Bu yazı spoiler içermektedir. Diziyi henüz izlememiş olanlar dizinin içeriğiyle ilgili seyir zevkini kaçıracak bilgiler edinebilirler. Diziyi izlemeyi planlıyorsanız bu yazıyı şimdilik okumamanızı öneririz.

Squid Game son günlerin en çok izlenen ve konuşulan dizisi. Ancak değinilen noktalar daha çok dizideki çocuk oyunları, şiddet ve çeşitli bölümlerde kullanılan ürünlerin piyasaya sunulması gibi ikincil ve araçsal meseleler. Dizinin ana mesajının üzerinde durulmaması gerçekten de ilginç çünkü bu mesaj bütün açıklığıyla, yoruma yer bırakmayacak kadar net bir şekilde veriliyor. Tam da bu nedenle dizideki diğer unsurların mesajı gölgelediği gibi bir durumdan bahsetmek doğru olmaz.

Dizi ne anlatıyor?
Squid Game çocuk oyunlarını yetişkinlerin oynaması üzerinden ilerleyen bir dizi. Ancak görünenin ardındaki gerçek bu değil. Oyuncular borç içinde yüzen, hayatın içinde her gün katlanılmaz sorunlar yaşayan çaresiz insanlardan oluşuyor. Son umut olarak kendilerine yapılan teklifi kabul ediyorlar ancak şoku ilk oyunda yaşıyorlar: Kaybedenler yenilginin bedelini hemen o anda canıyla ödüyor! Kapitalizmin “uyan yaşar, uymayan elenir” kuralının saf örneği oyunda gerçekleşiyor; ancak endişeye gerek yok, merak etmeyin burada da demokrasi hâkim! Eğer yarışmacıların oy çokluğu sağlanırsa oyun iptal ediliyor. Nitekim ilk önce oyuncular bu seçeneği kullanıyor ve kendi hayatlarına yani her gün cehennemi yaşadıkları, bunalım dolu günlere dönüyorlar ancak ölümleri pahasına tekrar oyun oynamayı kabul ediyorlar. Squid Game aslında neoliberal kapitalizmin yoğunlaştırılmış bir temsili: Sistemin işçi sınıfına ve emekçi halka uyguladığı incelikli şiddetin saflaştırılmış haliyle, yoksulları birbirine düşman eden rekabetçiliğiyle, oyunu kaybetmenin bedelinin ağır olmasıyla ve kurulu düzenin insanı vahşi bir hayvana dönüştürdüğü gerçeğiyle saf bir örneği.

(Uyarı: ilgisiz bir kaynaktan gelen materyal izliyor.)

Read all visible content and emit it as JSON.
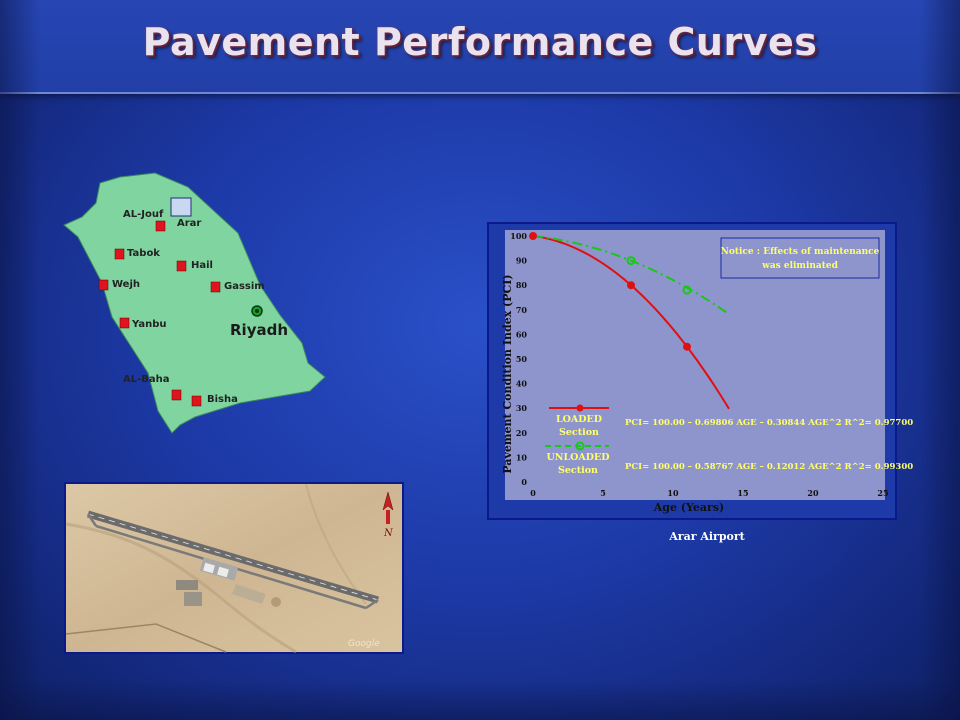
{
  "slide": {
    "title": "Pavement Performance Curves"
  },
  "map": {
    "cities": [
      {
        "name": "AL-Jouf"
      },
      {
        "name": "Arar"
      },
      {
        "name": "Tabok"
      },
      {
        "name": "Hail"
      },
      {
        "name": "Wejh"
      },
      {
        "name": "Gassim"
      },
      {
        "name": "Yanbu"
      },
      {
        "name": "Riyadh"
      },
      {
        "name": "AL-Baha"
      },
      {
        "name": "Bisha"
      }
    ],
    "land_color": "#7fd4a0",
    "marker_color": "#e0141e",
    "riyadh_marker_color": "#1aa02a"
  },
  "satellite": {
    "north_label": "N",
    "watermark": "Google"
  },
  "chart_data": {
    "type": "line",
    "xlabel": "Age (Years)",
    "ylabel": "Pavement Condition Index (PCI)",
    "xlim": [
      0,
      25
    ],
    "ylim": [
      0,
      100
    ],
    "xticks": [
      0,
      5,
      10,
      15,
      20,
      25
    ],
    "yticks": [
      0,
      10,
      20,
      30,
      40,
      50,
      60,
      70,
      80,
      90,
      100
    ],
    "series": [
      {
        "name": "LOADED Section",
        "color": "#e01010",
        "dash": "solid",
        "equation": "PCI= 100.00 – 0.69806 AGE – 0.30844 AGE^2  R^2= 0.97700",
        "curve": {
          "intercept": 100.0,
          "a1": -0.69806,
          "a2": -0.30844,
          "x_end": 14
        },
        "points": [
          [
            0,
            100
          ],
          [
            7,
            80
          ],
          [
            11,
            55
          ]
        ]
      },
      {
        "name": "UNLOADED Section",
        "color": "#18c818",
        "dash": "dashed",
        "equation": "PCI= 100.00 – 0.58767 AGE – 0.12012 AGE^2  R^2= 0.99300",
        "curve": {
          "intercept": 100.0,
          "a1": -0.58767,
          "a2": -0.12012,
          "x_end": 14
        },
        "points": [
          [
            7,
            90
          ],
          [
            11,
            78
          ]
        ]
      }
    ],
    "legend": [
      {
        "line1": "LOADED",
        "line2": "Section"
      },
      {
        "line1": "UNLOADED",
        "line2": "Section"
      }
    ],
    "notice": {
      "line1": "Notice : Effects of maintenance",
      "line2": "was eliminated"
    },
    "caption": "Arar Airport",
    "colors": {
      "plot_bg": "#8e95cd",
      "axis_text": "#101010",
      "label_text": "#ffff66"
    }
  }
}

Yabancılaşma ve insanlık düzeni
Ancak sistem sadece ezilenleri değil onun sahiplerini de insanlıktan çıkarıyor. Efendilerin kendi türdeşi olanlara bakışını nesneleştiriyor ve onları yabancılaşmanın doruğuna tırmandırıyor. Efendilerin insanlaşması için onlara karşı insanlık kavramıyla yapılacak mücadelenin tek çıkış yolu olduğunu söylüyor yönetmen ve ana karakteri şöyle konuşturuyor: “Biz yarış atı değiliz, insanız!” Tabi toplumsal çelişkinin temel çözümü insanlık çağrısı naifliğiyle sağlanamayacak boyutlarda çünkü yabancılaşma özel mülkiyet sonucu başımıza bela olan bir hastalık ve özel mülkiyetin doruğu da kapitalist sistem ve onun rasyonalitesi. Ürünlerin fetişleştirildiği, insanların şeyleştirildiği, insanlar arasındaki ilişkilerin meta ve para ilişkisine dönüştüğü, insanın emeğinin ve ürünlerinin ondan bağımsızmış gibi göründüğü ve tüm bunların ana kaynağının da emeğin meta haline gelmesinin olduğu bir sistem. Dolayısıyla kapitalizmin nihai olarak aşılması ancak sınıfsız toplum ufkuyla yani komünizmle ve bu uğurda mücadeleyle mümkün. Ancak diziyi elbette buradan eleştirmiyoruz ve bu tür bir eleştiri de çocuksu olur ve “ya hep ya hiç” sekterliğini taşırdı. Sadece bu çağrının yani insanlığa olan vurgunun ve insanlaşmanın tek mümkün yolunun hangi sistemden geçtiğini söyleme çalışıyoruz. Dizi mevcut düzeni teşhir ettiği, onu kabuğundan soyduğu, üzerindeki efsunu bozduğu ve süsünden arındırıp çırılçıplak önümüzde koyduğu için bu yola hizmet ediyor.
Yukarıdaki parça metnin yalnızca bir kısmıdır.